The Great Jettison: Back Breaking Tools, Unleashed!

The tools below are what a poor cheap man can afford to use on his home.  Power tools?  Nah!  "But what about that electric trimmer*?"  One might say in one's most snooty and pretentious voice.

"AHA!  I bought it for cheap, couldn't figure out how to restring it and never used it!"  I would say to you, o snooty one!

Blue snow shovel on display before being sold on Craigslist

The snow shovel?  Used that baby A LOT.  Turns out a double wide driveway is nice for having friends and family over, but not so fun to dig out with after a big snow pile.  I spent many an hour listening to Car Talk and Retronauts re-run podcasts (rodcasts?) while hefting out mound after heavy mound.

*Follow the jump to see the electric trimmer...





Shovel, leaf rake, garden rake, edger, hoe, and trimmer on display before being sold on Craigslist

The rest of these tools all got special attention from my hands and my back.  I was a diligent garden raker and hoer (that must be a word because it doesn't have a red 'you spelled that wrong, fool' kinda line under it) every Spring.  In fall, I would enjoy an Iowa Football post-game show while piling up big mounds of leaves to bag up and leave to rot over the winter for some fine leaf mould mulch.  Don't knock that until you've tried it, gardeners!

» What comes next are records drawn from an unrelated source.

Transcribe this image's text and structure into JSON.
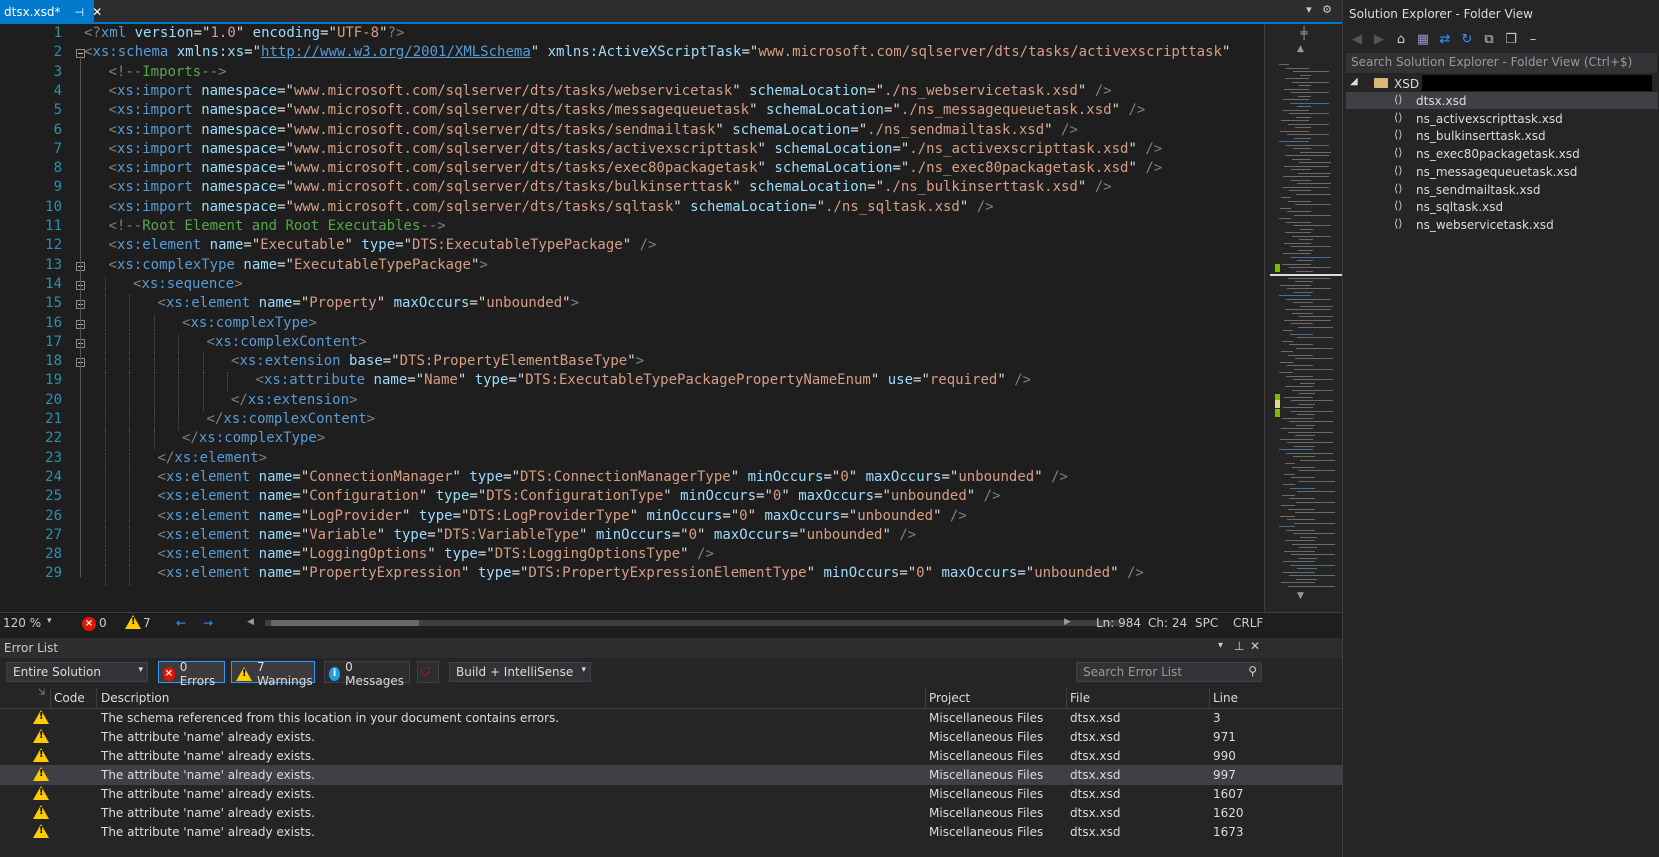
{
  "tab": {
    "title": "dtsx.xsd*",
    "pin": "⊣",
    "close": "✕"
  },
  "tab_tools": {
    "dropdown": "▾",
    "settings": "⚙"
  },
  "editor": {
    "lines": [
      {
        "n": "1",
        "fold": false,
        "indent": 0,
        "html": "<span class='pu'>&lt;?</span><span class='tag'>xml</span> <span class='at'>version</span><span class='tx'>=\"</span><span class='av'>1.0</span><span class='tx'>\"</span> <span class='at'>encoding</span><span class='tx'>=\"</span><span class='av'>UTF-8</span><span class='tx'>\"</span><span class='pu'>?&gt;</span>"
      },
      {
        "n": "2",
        "fold": true,
        "indent": 0,
        "html": "<span class='pu'>&lt;</span><span class='tag'>xs:schema</span> <span class='at'>xmlns:xs</span><span class='tx'>=\"</span><span class='av' style='color:#569cd6;text-decoration:underline'>http://www.w3.org/2001/XMLSchema</span><span class='tx'>\"</span> <span class='at'>xmlns:ActiveXScriptTask</span><span class='tx'>=\"</span><span class='av'>www.microsoft.com/sqlserver/dts/tasks/activexscripttask</span><span class='tx'>\"</span>"
      },
      {
        "n": "3",
        "fold": false,
        "indent": 1,
        "html": "<span class='pu'>&lt;!--</span><span class='cm'>Imports</span><span class='pu'>--&gt;</span>"
      },
      {
        "n": "4",
        "fold": false,
        "indent": 1,
        "html": "<span class='pu'>&lt;</span><span class='tag'>xs:import</span> <span class='at'>namespace</span><span class='tx'>=\"</span><span class='av'>www.microsoft.com/sqlserver/dts/tasks/webservicetask</span><span class='tx'>\"</span> <span class='at'>schemaLocation</span><span class='tx'>=\"</span><span class='av'>./ns_webservicetask.xsd</span><span class='tx'>\"</span> <span class='pu'>/&gt;</span>"
      },
      {
        "n": "5",
        "fold": false,
        "indent": 1,
        "html": "<span class='pu'>&lt;</span><span class='tag'>xs:import</span> <span class='at'>namespace</span><span class='tx'>=\"</span><span class='av'>www.microsoft.com/sqlserver/dts/tasks/messagequeuetask</span><span class='tx'>\"</span> <span class='at'>schemaLocation</span><span class='tx'>=\"</span><span class='av'>./ns_messagequeuetask.xsd</span><span class='tx'>\"</span> <span class='pu'>/&gt;</span>"
      },
      {
        "n": "6",
        "fold": false,
        "indent": 1,
        "html": "<span class='pu'>&lt;</span><span class='tag'>xs:import</span> <span class='at'>namespace</span><span class='tx'>=\"</span><span class='av'>www.microsoft.com/sqlserver/dts/tasks/sendmailtask</span><span class='tx'>\"</span> <span class='at'>schemaLocation</span><span class='tx'>=\"</span><span class='av'>./ns_sendmailtask.xsd</span><span class='tx'>\"</span> <span class='pu'>/&gt;</span>"
      },
      {
        "n": "7",
        "fold": false,
        "indent": 1,
        "html": "<span class='pu'>&lt;</span><span class='tag'>xs:import</span> <span class='at'>namespace</span><span class='tx'>=\"</span><span class='av'>www.microsoft.com/sqlserver/dts/tasks/activexscripttask</span><span class='tx'>\"</span> <span class='at'>schemaLocation</span><span class='tx'>=\"</span><span class='av'>./ns_activexscripttask.xsd</span><span class='tx'>\"</span> <span class='pu'>/&gt;</span>"
      },
      {
        "n": "8",
        "fold": false,
        "indent": 1,
        "html": "<span class='pu'>&lt;</span><span class='tag'>xs:import</span> <span class='at'>namespace</span><span class='tx'>=\"</span><span class='av'>www.microsoft.com/sqlserver/dts/tasks/exec80packagetask</span><span class='tx'>\"</span> <span class='at'>schemaLocation</span><span class='tx'>=\"</span><span class='av'>./ns_exec80packagetask.xsd</span><span class='tx'>\"</span> <span class='pu'>/&gt;</span>"
      },
      {
        "n": "9",
        "fold": false,
        "indent": 1,
        "html": "<span class='pu'>&lt;</span><span class='tag'>xs:import</span> <span class='at'>namespace</span><span class='tx'>=\"</span><span class='av'>www.microsoft.com/sqlserver/dts/tasks/bulkinserttask</span><span class='tx'>\"</span> <span class='at'>schemaLocation</span><span class='tx'>=\"</span><span class='av'>./ns_bulkinserttask.xsd</span><span class='tx'>\"</span> <span class='pu'>/&gt;</span>"
      },
      {
        "n": "10",
        "fold": false,
        "indent": 1,
        "html": "<span class='pu'>&lt;</span><span class='tag'>xs:import</span> <span class='at'>namespace</span><span class='tx'>=\"</span><span class='av'>www.microsoft.com/sqlserver/dts/tasks/sqltask</span><span class='tx'>\"</span> <span class='at'>schemaLocation</span><span class='tx'>=\"</span><span class='av'>./ns_sqltask.xsd</span><span class='tx'>\"</span> <span class='pu'>/&gt;</span>"
      },
      {
        "n": "11",
        "fold": false,
        "indent": 1,
        "html": "<span class='pu'>&lt;!--</span><span class='cm'>Root Element and Root Executables</span><span class='pu'>--&gt;</span>"
      },
      {
        "n": "12",
        "fold": false,
        "indent": 1,
        "html": "<span class='pu'>&lt;</span><span class='tag'>xs:element</span> <span class='at'>name</span><span class='tx'>=\"</span><span class='av'>Executable</span><span class='tx'>\"</span> <span class='at'>type</span><span class='tx'>=\"</span><span class='av'>DTS:ExecutableTypePackage</span><span class='tx'>\"</span> <span class='pu'>/&gt;</span>"
      },
      {
        "n": "13",
        "fold": true,
        "indent": 1,
        "html": "<span class='pu'>&lt;</span><span class='tag'>xs:complexType</span> <span class='at'>name</span><span class='tx'>=\"</span><span class='av'>ExecutableTypePackage</span><span class='tx'>\"</span><span class='pu'>&gt;</span>"
      },
      {
        "n": "14",
        "fold": true,
        "indent": 2,
        "html": "<span class='pu'>&lt;</span><span class='tag'>xs:sequence</span><span class='pu'>&gt;</span>"
      },
      {
        "n": "15",
        "fold": true,
        "indent": 3,
        "html": "<span class='pu'>&lt;</span><span class='tag'>xs:element</span> <span class='at'>name</span><span class='tx'>=\"</span><span class='av'>Property</span><span class='tx'>\"</span> <span class='at'>maxOccurs</span><span class='tx'>=\"</span><span class='av'>unbounded</span><span class='tx'>\"</span><span class='pu'>&gt;</span>"
      },
      {
        "n": "16",
        "fold": true,
        "indent": 4,
        "html": "<span class='pu'>&lt;</span><span class='tag'>xs:complexType</span><span class='pu'>&gt;</span>"
      },
      {
        "n": "17",
        "fold": true,
        "indent": 5,
        "html": "<span class='pu'>&lt;</span><span class='tag'>xs:complexContent</span><span class='pu'>&gt;</span>"
      },
      {
        "n": "18",
        "fold": true,
        "indent": 6,
        "html": "<span class='pu'>&lt;</span><span class='tag'>xs:extension</span> <span class='at'>base</span><span class='tx'>=\"</span><span class='av'>DTS:PropertyElementBaseType</span><span class='tx'>\"</span><span class='pu'>&gt;</span>"
      },
      {
        "n": "19",
        "fold": false,
        "indent": 7,
        "html": "<span class='pu'>&lt;</span><span class='tag'>xs:attribute</span> <span class='at'>name</span><span class='tx'>=\"</span><span class='av'>Name</span><span class='tx'>\"</span> <span class='at'>type</span><span class='tx'>=\"</span><span class='av'>DTS:ExecutableTypePackagePropertyNameEnum</span><span class='tx'>\"</span> <span class='at'>use</span><span class='tx'>=\"</span><span class='av'>required</span><span class='tx'>\"</span> <span class='pu'>/&gt;</span>"
      },
      {
        "n": "20",
        "fold": false,
        "indent": 6,
        "html": "<span class='pu'>&lt;/</span><span class='tag'>xs:extension</span><span class='pu'>&gt;</span>"
      },
      {
        "n": "21",
        "fold": false,
        "indent": 5,
        "html": "<span class='pu'>&lt;/</span><span class='tag'>xs:complexContent</span><span class='pu'>&gt;</span>"
      },
      {
        "n": "22",
        "fold": false,
        "indent": 4,
        "html": "<span class='pu'>&lt;/</span><span class='tag'>xs:complexType</span><span class='pu'>&gt;</span>"
      },
      {
        "n": "23",
        "fold": false,
        "indent": 3,
        "html": "<span class='pu'>&lt;/</span><span class='tag'>xs:element</span><span class='pu'>&gt;</span>"
      },
      {
        "n": "24",
        "fold": false,
        "indent": 3,
        "html": "<span class='pu'>&lt;</span><span class='tag'>xs:element</span> <span class='at'>name</span><span class='tx'>=\"</span><span class='av'>ConnectionManager</span><span class='tx'>\"</span> <span class='at'>type</span><span class='tx'>=\"</span><span class='av'>DTS:ConnectionManagerType</span><span class='tx'>\"</span> <span class='at'>minOccurs</span><span class='tx'>=\"</span><span class='av'>0</span><span class='tx'>\"</span> <span class='at'>maxOccurs</span><span class='tx'>=\"</span><span class='av'>unbounded</span><span class='tx'>\"</span> <span class='pu'>/&gt;</span>"
      },
      {
        "n": "25",
        "fold": false,
        "indent": 3,
        "html": "<span class='pu'>&lt;</span><span class='tag'>xs:element</span> <span class='at'>name</span><span class='tx'>=\"</span><span class='av'>Configuration</span><span class='tx'>\"</span> <span class='at'>type</span><span class='tx'>=\"</span><span class='av'>DTS:ConfigurationType</span><span class='tx'>\"</span> <span class='at'>minOccurs</span><span class='tx'>=\"</span><span class='av'>0</span><span class='tx'>\"</span> <span class='at'>maxOccurs</span><span class='tx'>=\"</span><span class='av'>unbounded</span><span class='tx'>\"</span> <span class='pu'>/&gt;</span>"
      },
      {
        "n": "26",
        "fold": false,
        "indent": 3,
        "html": "<span class='pu'>&lt;</span><span class='tag'>xs:element</span> <span class='at'>name</span><span class='tx'>=\"</span><span class='av'>LogProvider</span><span class='tx'>\"</span> <span class='at'>type</span><span class='tx'>=\"</span><span class='av'>DTS:LogProviderType</span><span class='tx'>\"</span> <span class='at'>minOccurs</span><span class='tx'>=\"</span><span class='av'>0</span><span class='tx'>\"</span> <span class='at'>maxOccurs</span><span class='tx'>=\"</span><span class='av'>unbounded</span><span class='tx'>\"</span> <span class='pu'>/&gt;</span>"
      },
      {
        "n": "27",
        "fold": false,
        "indent": 3,
        "html": "<span class='pu'>&lt;</span><span class='tag'>xs:element</span> <span class='at'>name</span><span class='tx'>=\"</span><span class='av'>Variable</span><span class='tx'>\"</span> <span class='at'>type</span><span class='tx'>=\"</span><span class='av'>DTS:VariableType</span><span class='tx'>\"</span> <span class='at'>minOccurs</span><span class='tx'>=\"</span><span class='av'>0</span><span class='tx'>\"</span> <span class='at'>maxOccurs</span><span class='tx'>=\"</span><span class='av'>unbounded</span><span class='tx'>\"</span> <span class='pu'>/&gt;</span>"
      },
      {
        "n": "28",
        "fold": false,
        "indent": 3,
        "html": "<span class='pu'>&lt;</span><span class='tag'>xs:element</span> <span class='at'>name</span><span class='tx'>=\"</span><span class='av'>LoggingOptions</span><span class='tx'>\"</span> <span class='at'>type</span><span class='tx'>=\"</span><span class='av'>DTS:LoggingOptionsType</span><span class='tx'>\"</span> <span class='pu'>/&gt;</span>"
      },
      {
        "n": "29",
        "fold": false,
        "indent": 3,
        "html": "<span class='pu'>&lt;</span><span class='tag'>xs:element</span> <span class='at'>name</span><span class='tx'>=\"</span><span class='av'>PropertyExpression</span><span class='tx'>\"</span> <span class='at'>type</span><span class='tx'>=\"</span><span class='av'>DTS:PropertyExpressionElementType</span><span class='tx'>\"</span> <span class='at'>minOccurs</span><span class='tx'>=\"</span><span class='av'>0</span><span class='tx'>\"</span> <span class='at'>maxOccurs</span><span class='tx'>=\"</span><span class='av'>unbounded</span><span class='tx'>\"</span> <span class='pu'>/&gt;</span>"
      }
    ]
  },
  "status": {
    "zoom": "120 %",
    "errors": "0",
    "warnings": "7",
    "ln": "Ln: 984",
    "ch": "Ch: 24",
    "spc": "SPC",
    "crlf": "CRLF"
  },
  "error_list": {
    "title": "Error List",
    "scope": "Entire Solution",
    "errors_btn": "0 Errors",
    "warnings_btn": "7 Warnings",
    "messages_btn": "0 Messages",
    "build_filter": "Build + IntelliSense",
    "search_placeholder": "Search Error List",
    "columns": {
      "code": "Code",
      "description": "Description",
      "project": "Project",
      "file": "File",
      "line": "Line"
    },
    "rows": [
      {
        "description": "The schema referenced from this location in your document contains errors.",
        "project": "Miscellaneous Files",
        "file": "dtsx.xsd",
        "line": "3"
      },
      {
        "description": "The attribute 'name' already exists.",
        "project": "Miscellaneous Files",
        "file": "dtsx.xsd",
        "line": "971"
      },
      {
        "description": "The attribute 'name' already exists.",
        "project": "Miscellaneous Files",
        "file": "dtsx.xsd",
        "line": "990"
      },
      {
        "description": "The attribute 'name' already exists.",
        "project": "Miscellaneous Files",
        "file": "dtsx.xsd",
        "line": "997"
      },
      {
        "description": "The attribute 'name' already exists.",
        "project": "Miscellaneous Files",
        "file": "dtsx.xsd",
        "line": "1607"
      },
      {
        "description": "The attribute 'name' already exists.",
        "project": "Miscellaneous Files",
        "file": "dtsx.xsd",
        "line": "1620"
      },
      {
        "description": "The attribute 'name' already exists.",
        "project": "Miscellaneous Files",
        "file": "dtsx.xsd",
        "line": "1673"
      }
    ]
  },
  "solution_explorer": {
    "title": "Solution Explorer - Folder View",
    "search_placeholder": "Search Solution Explorer - Folder View (Ctrl+$)",
    "folder": "XSD",
    "files": [
      "dtsx.xsd",
      "ns_activexscripttask.xsd",
      "ns_bulkinserttask.xsd",
      "ns_exec80packagetask.xsd",
      "ns_messagequeuetask.xsd",
      "ns_sendmailtask.xsd",
      "ns_sqltask.xsd",
      "ns_webservicetask.xsd"
    ]
  },
  "colors": {
    "accent": "#007acc",
    "tag": "#569cd6",
    "attr": "#9cdcfe",
    "value": "#d69d85",
    "comment": "#57a64a",
    "warning": "#ffcc00",
    "error": "#e51400"
  }
}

The edger I grabbed for free on a curbside and used it to edge once or twice.  My most memorable experience with that edger (who else can say that last phrase?) was a very cold and snowy day in which the plow piled up the snow and slush in front of the driveway and it froze solidly overnight.  In the morning, my snow shovel was ill-equipped for the hard, packed mess.  My real shovel was in the shed, drifted in for the winter.  The only metal tool I had handy was that edger, so down I went to the end of the driveway, hacking and slashing.  What a sight I must have been, but the sharp edges and the extra heft of that edger really did a number on all that frozen slush.  I sure was glad I'd snapped it up from that curbside the previous Autumn!

...Anyway, I sold 'em all as a set for 10 bucks.  That seems to anticlimactic after all that.  I guess that's what every sale comes down to:  All those memories (happy and dismal) remain, but the physical object just disappear into someone else's reality.

Oh well, now the story of the edger lives on in internet infamy, so it is now in your reality, diligent reader!